Recursive language models (RLMs) are a simple idea: let a model call itself (or another model step) to break harder tasks into smaller tasks, then combine the results.
Instead of one long prompt and one final answer, you get a structured loop:
- Plan the next subproblem.
- Solve it with a model/tool call.
- Evaluate the result.
- Recurse until the stopping condition is met.
This pattern helps with tasks that benefit from decomposition, verification, or iterative refinement.
Why recursion helps
Many model failures happen when a task is too broad for one pass. Recursion gives the system more chances to reason in smaller contexts.
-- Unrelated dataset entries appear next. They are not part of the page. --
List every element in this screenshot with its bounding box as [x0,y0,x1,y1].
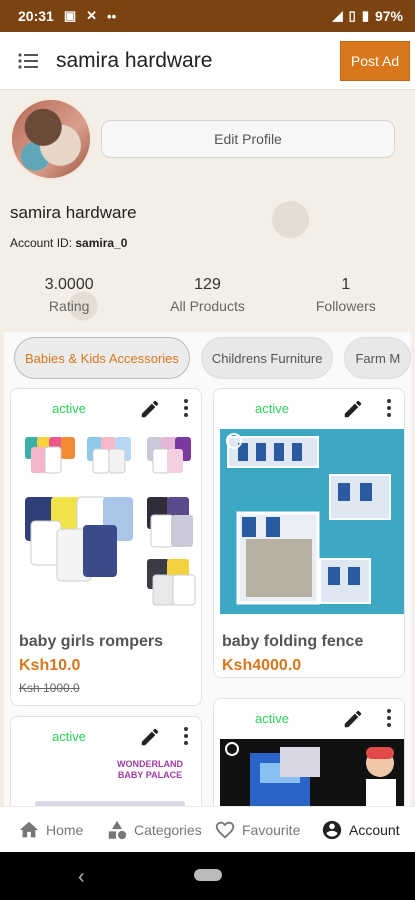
more-vert-icon[interactable] [383,397,395,419]
stat-label: Rating [48,298,90,314]
product-card[interactable]: active [10,388,202,706]
profile-stats: 3.0000 Rating 129 All Products 1 Followe… [0,276,415,314]
product-image [17,429,201,614]
image-text: WONDERLAND [117,759,183,769]
nav-label: Categories [134,821,202,838]
product-status: active [255,401,289,416]
product-name: baby folding fence [222,633,364,650]
product-image [220,739,404,809]
categories-icon [108,820,127,839]
status-bar: 20:31 ▣ ✕ •• ◢ ▯ ▮ 97% [0,0,415,32]
avatar[interactable] [10,98,92,180]
image-text: BABY PALACE [117,770,183,780]
more-vert-icon[interactable] [383,707,395,729]
product-price: Ksh4000.0 [222,657,302,674]
nav-favourite[interactable]: Favourite [214,819,300,841]
system-nav-bar: ‹ [0,852,415,900]
shop-name: samira hardware [10,203,137,222]
stat-rating: 3.0000 Rating [0,276,138,314]
account-id-label: Account ID: [10,236,73,250]
signal-x-icon: ✕ [86,8,98,23]
account-id-value: samira_0 [75,236,128,250]
status-time: 20:31 [18,8,54,24]
more-notifications-icon: •• [107,8,117,24]
stat-value: 1 [341,276,351,293]
battery-icon: ▮ [361,8,369,23]
product-status: active [255,711,289,726]
edit-icon[interactable] [342,708,364,730]
product-card[interactable]: active WONDERLAND BABY PALACE [10,716,202,812]
back-icon[interactable]: ‹ [78,866,85,889]
home-icon [19,821,39,837]
edit-icon[interactable] [139,726,161,748]
chip-childrens-furniture[interactable]: Childrens Furniture [200,337,334,379]
nav-label: Favourite [242,821,301,838]
stat-followers[interactable]: 1 Followers [277,276,415,314]
heart-icon [215,821,235,839]
edit-icon[interactable] [342,398,364,420]
chip-babies-kids[interactable]: Babies & Kids Accessories [14,337,190,379]
edit-icon[interactable] [139,398,161,420]
products-panel: Babies & Kids Accessories Childrens Furn… [4,332,411,812]
nav-account[interactable]: Account [321,819,400,841]
product-status: active [52,401,86,416]
stat-label: Followers [315,298,376,314]
product-card[interactable]: active baby folding fence Ksh4000.0 [213,388,405,678]
product-image: WONDERLAND BABY PALACE [17,757,201,812]
account-id: Account ID: samira_0 [10,236,127,250]
nav-home[interactable]: Home [18,819,83,841]
stat-label: All Products [170,298,245,314]
more-vert-icon[interactable] [180,397,192,419]
product-name: baby girls rompers [19,633,164,650]
wifi-icon: ◢ [332,8,343,23]
home-pill-icon[interactable] [194,869,222,881]
category-chips: Babies & Kids Accessories Childrens Furn… [14,337,411,379]
stat-value: 129 [194,276,221,293]
more-vert-icon[interactable] [180,725,192,747]
bottom-nav: Home Categories Favourite Account [0,806,415,852]
battery-level: 97% [374,8,403,24]
account-icon [322,820,342,839]
chip-farm[interactable]: Farm M [344,337,411,379]
edit-profile-button[interactable]: Edit Profile [101,120,395,158]
gallery-icon: ▣ [63,8,77,23]
page-title: samira hardware [56,48,213,72]
product-old-price: Ksh 1000.0 [19,681,80,695]
stat-value: 3.0000 [44,276,94,293]
nav-label: Home [46,821,84,838]
product-status: active [52,729,86,744]
post-ad-button[interactable]: Post Ad [340,40,410,81]
product-price: Ksh10.0 [19,657,81,674]
product-image [220,429,404,614]
app-bar: samira hardware Post Ad [0,32,415,90]
nav-label: Account [349,821,400,838]
nav-categories[interactable]: Categories [106,819,202,841]
vibrate-icon: ▯ [348,8,356,23]
stat-all-products[interactable]: 129 All Products [138,276,276,314]
product-card[interactable]: active [213,698,405,812]
menu-icon[interactable] [0,32,56,90]
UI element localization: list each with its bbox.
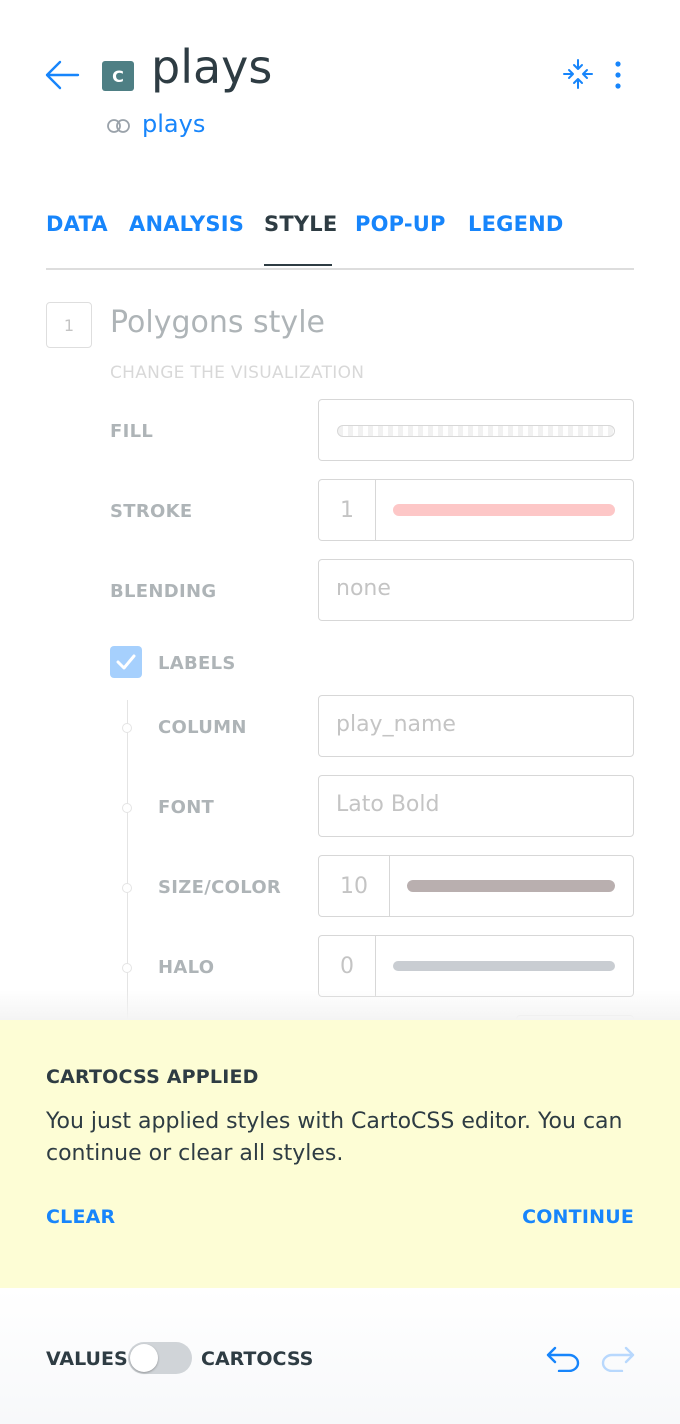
- source-node-icon: [107, 119, 130, 133]
- size-color-field[interactable]: 10: [318, 855, 634, 917]
- cartocss-label: CARTOCSS: [201, 1348, 314, 1370]
- tab-popup[interactable]: POP-UP: [355, 212, 446, 236]
- layer-tabs: DATA ANALYSIS STYLE POP-UP LEGEND: [46, 212, 634, 270]
- column-value: play_name: [336, 712, 456, 737]
- font-value: Lato Bold: [336, 792, 440, 817]
- layer-letter-badge: C: [102, 61, 134, 91]
- fill-color-swatch: [337, 425, 615, 437]
- tree-dot: [122, 723, 132, 733]
- tab-style[interactable]: STYLE: [264, 212, 337, 236]
- fill-label: FILL: [110, 421, 154, 442]
- toggle-knob: [130, 1344, 158, 1372]
- back-arrow-icon[interactable]: [44, 58, 80, 92]
- halo-color-swatch[interactable]: [393, 961, 615, 971]
- values-cartocss-toggle[interactable]: [128, 1342, 192, 1374]
- step-title: Polygons style: [110, 305, 325, 340]
- collapse-icon[interactable]: [562, 58, 594, 90]
- continue-button[interactable]: CONTINUE: [522, 1206, 634, 1228]
- blending-value: none: [336, 576, 391, 601]
- undo-icon[interactable]: [545, 1344, 581, 1372]
- column-select[interactable]: play_name: [318, 695, 634, 757]
- column-label: COLUMN: [158, 717, 247, 738]
- stroke-color-swatch[interactable]: [393, 504, 615, 516]
- stroke-width-value[interactable]: 1: [319, 480, 376, 540]
- scroll-fade: [0, 990, 680, 1020]
- font-select[interactable]: Lato Bold: [318, 775, 634, 837]
- editor-footer: VALUES CARTOCSS: [0, 1288, 680, 1424]
- active-tab-indicator: [264, 264, 332, 266]
- tab-legend[interactable]: LEGEND: [468, 212, 564, 236]
- notice-body: You just applied styles with CartoCSS ed…: [46, 1109, 623, 1166]
- blending-label: BLENDING: [110, 581, 217, 602]
- step-number: 1: [46, 302, 92, 348]
- source-link[interactable]: plays: [142, 110, 205, 138]
- step-subtitle: CHANGE THE VISUALIZATION: [110, 363, 365, 383]
- cartocss-notice: CARTOCSS APPLIED You just applied styles…: [0, 1020, 680, 1288]
- clear-button[interactable]: CLEAR: [46, 1206, 115, 1228]
- blending-select[interactable]: none: [318, 559, 634, 621]
- labels-checkbox[interactable]: [110, 646, 142, 678]
- tree-dot: [122, 963, 132, 973]
- labels-label: LABELS: [158, 653, 236, 674]
- values-label: VALUES: [46, 1348, 128, 1370]
- checkmark-icon: [116, 654, 136, 670]
- style-form: 1 Polygons style CHANGE THE VISUALIZATIO…: [0, 280, 680, 1077]
- notice-title: CARTOCSS APPLIED: [46, 1066, 259, 1088]
- layer-title[interactable]: plays: [151, 40, 272, 94]
- tab-analysis[interactable]: ANALYSIS: [129, 212, 244, 236]
- tree-dot: [122, 883, 132, 893]
- halo-value[interactable]: 0: [319, 936, 376, 996]
- font-label: FONT: [158, 797, 215, 818]
- stroke-field[interactable]: 1: [318, 479, 634, 541]
- tab-data[interactable]: DATA: [46, 212, 108, 236]
- size-color-label: SIZE/COLOR: [158, 877, 282, 898]
- redo-icon[interactable]: [600, 1344, 636, 1372]
- label-color-swatch[interactable]: [407, 880, 615, 892]
- more-options-icon[interactable]: [610, 60, 626, 90]
- fill-field[interactable]: [318, 399, 634, 461]
- tree-dot: [122, 803, 132, 813]
- size-value[interactable]: 10: [319, 856, 390, 916]
- halo-field[interactable]: 0: [318, 935, 634, 997]
- halo-label: HALO: [158, 957, 215, 978]
- stroke-label: STROKE: [110, 501, 193, 522]
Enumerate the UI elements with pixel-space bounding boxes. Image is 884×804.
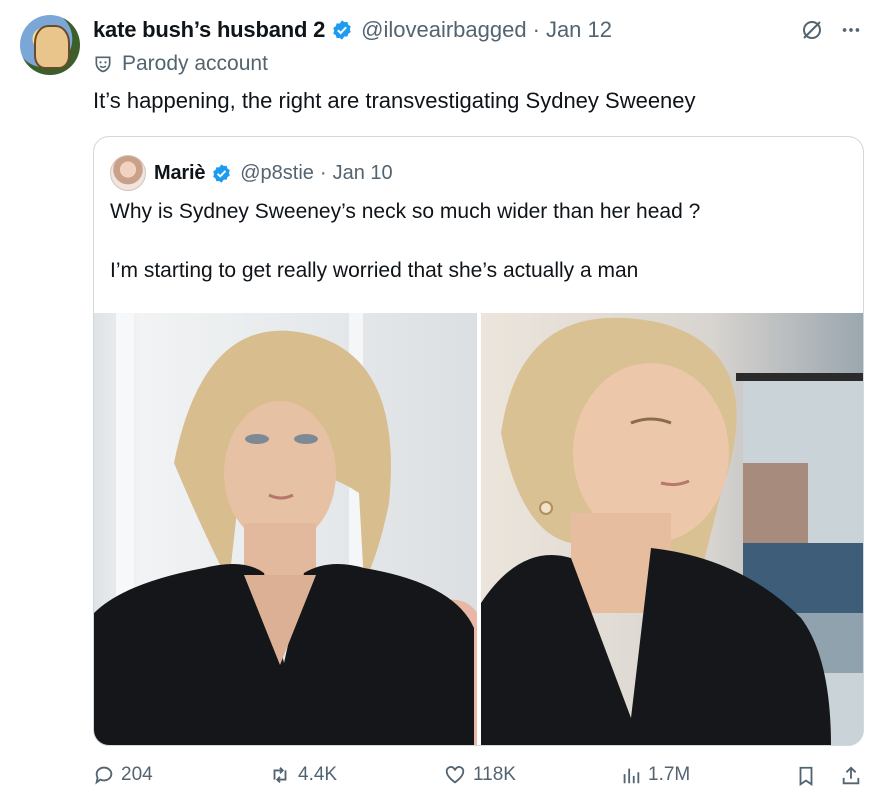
quoted-tweet-text-line-2: I’m starting to get really worried that … [110,259,639,282]
author-avatar[interactable] [20,15,80,75]
photo-right-illustration [481,317,863,745]
verified-badge-icon [333,20,351,40]
parody-label: Parody account [93,52,268,76]
quoted-author-avatar[interactable] [110,155,146,191]
quoted-photo-right[interactable] [481,313,863,745]
repost-action[interactable]: 4.4K [268,764,337,786]
views-count: 1.7M [648,764,691,785]
quoted-tweet-header: Mariè @p8stie · Jan 10 [110,155,393,191]
share-action[interactable] [840,764,868,788]
reply-action[interactable]: 204 [93,764,153,786]
repost-icon [273,767,287,783]
parody-icon [95,56,111,73]
views-icon [623,768,640,784]
verified-badge-icon [213,163,231,183]
parody-label-text: Parody account [122,52,268,75]
bookmark-icon [799,766,813,786]
repost-count: 4.4K [298,764,338,785]
separator-dot: · [532,17,540,42]
reply-icon [95,766,113,785]
share-icon [842,766,860,785]
separator-dot: · [319,161,327,184]
quoted-tweet-text-line-1: Why is Sydney Sweeney’s neck so much wid… [110,200,701,223]
quoted-author-name[interactable]: Mariè [154,162,205,185]
more-icon[interactable] [840,19,862,41]
quoted-photo-left[interactable] [94,313,477,745]
like-icon [445,766,465,784]
quoted-tweet-date[interactable]: Jan 10 [333,162,393,185]
tweet-header: kate bush’s husband 2 @iloveairbagged · … [93,15,612,45]
quoted-author-handle[interactable]: @p8stie [240,162,314,185]
quoted-tweet-card[interactable]: Mariè @p8stie · Jan 10 Why is Sydney Swe… [93,136,864,746]
author-name[interactable]: kate bush’s husband 2 [93,17,325,43]
views-action[interactable]: 1.7M [620,764,690,786]
tweet-top-actions [800,18,862,42]
avatar-figure [34,25,70,69]
bookmark-action[interactable] [795,764,823,788]
grok-icon[interactable] [800,18,824,42]
photo-left-illustration [94,313,477,745]
tweet-date[interactable]: Jan 12 [546,17,612,43]
author-handle[interactable]: @iloveairbagged [361,17,526,43]
tweet-text: It’s happening, the right are transvesti… [93,88,696,113]
like-count: 118K [473,764,516,785]
reply-count: 204 [121,764,153,785]
like-action[interactable]: 118K [443,764,516,786]
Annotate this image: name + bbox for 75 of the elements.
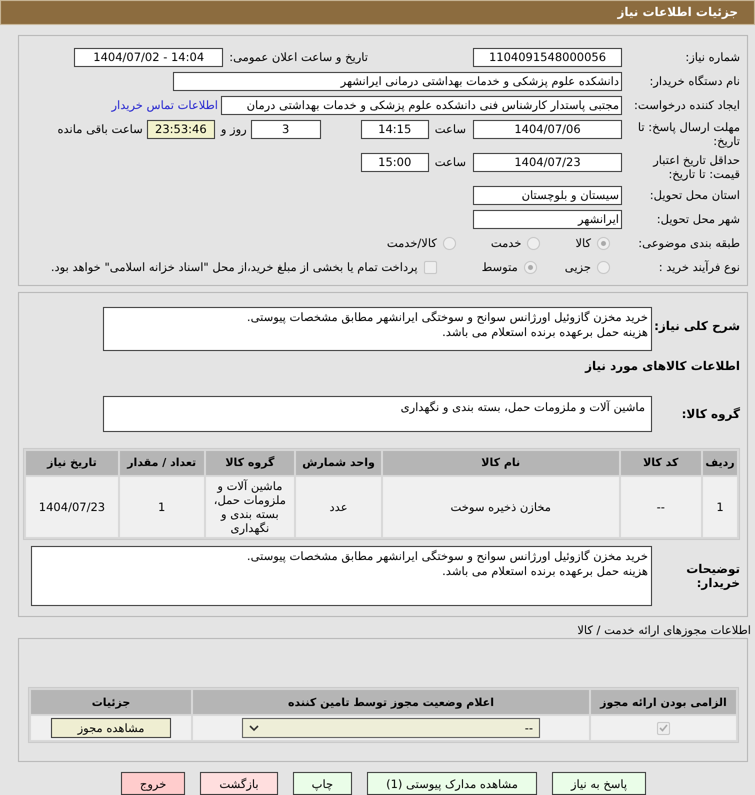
goods-group-text: ماشین آلات و ملزومات حمل، بسته بندی و نگهداری: [103, 396, 652, 432]
payment-label: پرداخت تمام یا بخشی از مبلغ خرید،از محل "اسناد خزانه اسلامی" خواهد بود.: [50, 260, 418, 274]
status-dropdown[interactable]: --: [242, 718, 540, 738]
column-header: کد کالا: [620, 450, 702, 474]
checkbox[interactable]: [657, 722, 670, 734]
radio-label: کالا/خدمت: [386, 236, 437, 250]
column-header: اعلام وضعیت مجوز توسط تامین کننده: [193, 690, 589, 714]
city-field: ایرانشهر: [473, 210, 622, 228]
action-button[interactable]: مشاهده مدارک پیوستی (1): [367, 772, 537, 795]
page-title: جزئیات اطلاعات نیاز: [617, 5, 738, 20]
column-header: تعداد / مقدار: [120, 450, 204, 474]
validity-date-field: 1404/07/23: [473, 152, 622, 172]
field-label: مهلت ارسال پاسخ: تا تاریخ:: [636, 120, 741, 148]
field-label: طبقه بندی موضوعی:: [637, 236, 741, 250]
radio-button[interactable]: [597, 236, 610, 250]
remaining-time-field: 23:53:46: [146, 120, 215, 138]
field-label: نوع فرآیند خرید :: [658, 260, 741, 274]
radio-button[interactable]: [527, 236, 540, 250]
field-label: ایجاد کننده درخواست:: [633, 98, 741, 112]
field-label: شماره نیاز:: [684, 50, 741, 64]
announce-date-field: 1404/07/02 - 14:04: [74, 48, 224, 66]
radio-button[interactable]: [442, 236, 456, 250]
column-header: نام کالا: [382, 450, 618, 474]
column-header: گروه کالا: [206, 450, 294, 474]
column-header: واحد شمارش: [296, 450, 381, 474]
deadline-time-field: 14:15: [360, 120, 429, 138]
buyer-contact-link[interactable]: اطلاعات تماس خریدار: [111, 98, 218, 112]
field-label: تاریخ و ساعت اعلان عمومی:: [229, 50, 368, 64]
table-cell: 1404/07/23: [26, 476, 118, 536]
section-heading: اطلاعات کالاهای مورد نیاز: [585, 359, 741, 373]
field-label: شرح کلی نیاز:: [653, 318, 741, 332]
need-number-field: 1104091548000056: [473, 48, 622, 66]
action-button[interactable]: چاپ: [292, 772, 352, 795]
field-label: گروه کالا:: [680, 406, 741, 420]
column-header: ردیف: [703, 450, 737, 474]
table-cell: ماشین آلات و ملزومات حمل، بسته بندی و نگهداری: [206, 476, 294, 536]
buyer-field: دانشکده علوم پزشکی و خدمات بهداشتی درمانی ایرانشهر: [173, 72, 622, 90]
radio-label: جزیی: [564, 260, 591, 274]
table-cell: مخازن ذخیره سوخت: [382, 476, 618, 536]
chevron-down-icon: [249, 724, 259, 732]
field-label: استان محل تحویل:: [648, 188, 741, 202]
checkmark-icon: [659, 724, 668, 732]
field-label: حداقل تاریخ اعتبار قیمت: تا تاریخ:: [652, 152, 741, 180]
view-permit-button[interactable]: مشاهده مجوز: [51, 718, 171, 738]
checkbox[interactable]: [424, 260, 437, 274]
table-cell: عدد: [296, 476, 381, 536]
table-cell: --: [620, 476, 702, 536]
radio-label: خدمت: [490, 236, 522, 250]
table-cell: 1: [120, 476, 204, 536]
column-header: تاریخ نیاز: [26, 450, 118, 474]
creator-field: مجتبی پاستدار کارشناس فنی دانشکده علوم پزشکی و خدمات بهداشتی درمان: [221, 96, 622, 114]
time-label: ساعت: [434, 154, 466, 170]
validity-time-field: 15:00: [360, 152, 429, 172]
action-button[interactable]: خروج: [120, 772, 186, 795]
days-field: 3: [250, 120, 321, 138]
days-label: روز و: [220, 120, 247, 138]
radio-button[interactable]: [597, 260, 610, 274]
radio-button[interactable]: [524, 260, 537, 274]
action-button[interactable]: پاسخ به نیاز: [552, 772, 646, 795]
radio-label: کالا: [575, 236, 591, 250]
province-field: سیستان و بلوچستان: [473, 186, 622, 204]
description-text: خرید مخزن گازوئیل اورژانس سوانح و سوختگی ایرانشهر مطابق مشخصات پیوستی. هزینه حمل برعهده برنده استعلام می باشد.: [103, 306, 652, 350]
time-label: ساعت: [434, 120, 466, 138]
column-header: جزئیات: [31, 690, 191, 714]
remaining-label: ساعت باقی مانده: [58, 120, 143, 138]
action-button[interactable]: بازگشت: [200, 772, 278, 795]
deadline-date-field: 1404/07/06: [473, 120, 622, 138]
column-header: الزامی بودن ارائه مجوز: [591, 690, 736, 714]
radio-label: متوسط: [482, 260, 518, 274]
field-label: نام دستگاه خریدار:: [648, 74, 741, 88]
section-heading: اطلاعات مجوزهای ارائه خدمت / کالا: [577, 623, 751, 638]
field-label: شهر محل تحویل:: [656, 212, 741, 226]
table-cell: 1: [703, 476, 737, 536]
field-label: توضیحات خریدار:: [685, 562, 741, 590]
buyer-notes-text: خرید مخزن گازوئیل اورژانس سوانح و سوختگی ایرانشهر مطابق مشخصات پیوستی. هزینه حمل برعهده برنده استعلام می باشد.: [31, 546, 652, 606]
In practice, this can improve reliability for multi-step work like code generation, synthesis across sources, and constrained decision making.
ai-rlm in practice
I built ai-rlm to explore this pattern in a concrete, programmable way.
The project focuses on:
- A recursive control loop with clear stop conditions to keep decomposition useful and bounded.
- Inspectable intermediate state and agent-oriented APIs so recursive runs are observable and practical in real apps.
Using the AI SDK for an Agent
ai-rlm uses the AI SDK as the foundation for model calls and Agent behavior.
The SDK makes it easier to wire up:
- Cross-provider model calls and structured tool execution.
- Streaming, typed outputs, and a clean interface for building and operating agent loops.
At a high level, the Agent in ai-rlm does:
- Receive a root task.
- Decide whether to solve directly or split into children.
- Execute each child with model/tool calls.
- Merge child outputs into a parent result.
- Return when confidence or depth limits are reached.
The key point is not recursion for its own sake. It is recursion with constraints, observability, and explicit stop rules.
Here is a minimal RLMAgent example:
import { RLMAgent } from 'ai-rlm'
import { openai } from '@ai-sdk/openai'
const agent = new RLMAgent({
model: openai('gpt-4.1'),
subModel: openai('gpt-4.1-mini'),
maxIterations: 12,
maxLLMCalls: 24,
})
const result = await agent.generate({
context: `
Ticket #1842: checkout failures increased 17% after deploy.
Errors spike when promo codes and guest checkout are used together.
`,
query: 'What is the most likely root cause and first fix to ship?',
})
console.log(result.text)
console.log(result.iterations, result.llmCallCount)
And here is an example with streaming and execution trace output:
import { RLMAgent } from 'ai-rlm'
import { openai } from '@ai-sdk/openai'
const agent = new RLMAgent({
model: openai('gpt-4.1'),
subModel: openai('gpt-4.1-mini'),
maxIterations: 20,
maxLLMCalls: 40,
verbose: false,
})
const stream = await agent.stream({
context: largeCodebaseSummary,
query: 'Find the highest-risk auth bug and propose a patch plan.',
})
for await (const delta of stream.textStream) {
process.stdout.write(delta)
}
// Full recursive trajectory (reasoning/code/output per step)
console.log(stream.steps)
What I am exploring next
- More end-to-end examples and evaluations of RLM behavior across realistic agent tasks.
- Practical CLI tools built on ai-rlm for debugging, analysis, and workflow automation.
If you are working on production agents, this approach is worth testing where tasks naturally branch and recombine.